Sunday, February 11, 2007

A waste of time

Is there a problem with how reporters report on the federal budget, or is the problem how Washington debates it? I suspect the problem is both.

The Wall Street Journal should be able to talk numbers as well as anyone. But on February 9, the WSJ reports on Senate deliberations...

http://www.shorttext.com/ieqo5t

Here, we see discussions of how to spend amounts like $50 million, or $200 million, or even $500 million. In fact, the whole bill is for about $463 billion total.

That sounds like a lot of money. But consider that the federal government will spend about $2.5 trillion this year.

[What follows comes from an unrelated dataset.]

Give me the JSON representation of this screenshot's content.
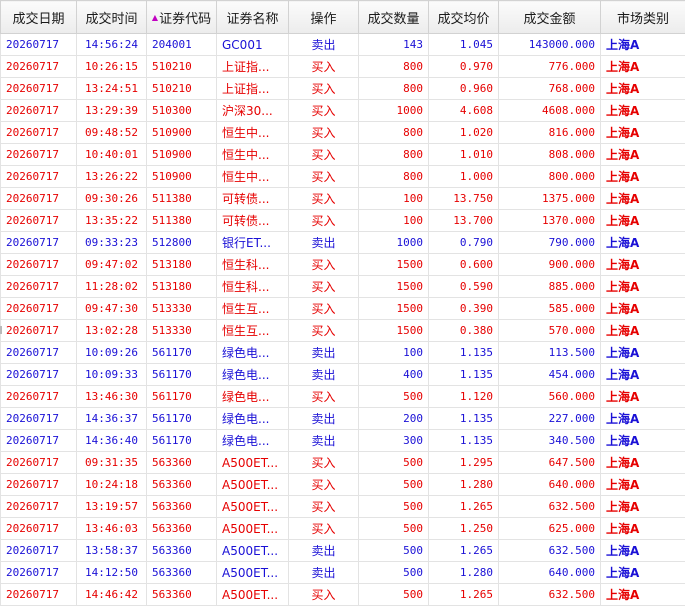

That means when the Senate argues over $463 billion, they are arguing about less than 20% of what Washington will spend this year.

Of the $2.5 trillion that will be spent over a year, about 80% of it will go to either 1) Social Security, 2) Medicare, 3) debt service, or 4) defense.

It is ridiculous that anyone in our government debates, pro or con, $50 million for oil and gas research. $50 million is 2 one-thousandths (2/1000) of the budget. It is not even large enough to be a rounding error.

That goes for most of the items in this $463 billion bill.

It's bad enough that anyone in our government would waste time talking about it, and it's even worse that reporters report on it, as if it were significant.

This is very dangerous for the long term health of our country. It is time spent fiddling while Rome burns.

My suggestion for us voters:

When your Senatorial, Congressional, or Presidential candidates talk about anything, anything at all, ask them whether it directly affects:

1) Social security spending
2) Medicare spending
3) Debt service spending
4) Defense spending

If the answer is "no", then tell them to shut up, and talk about something important.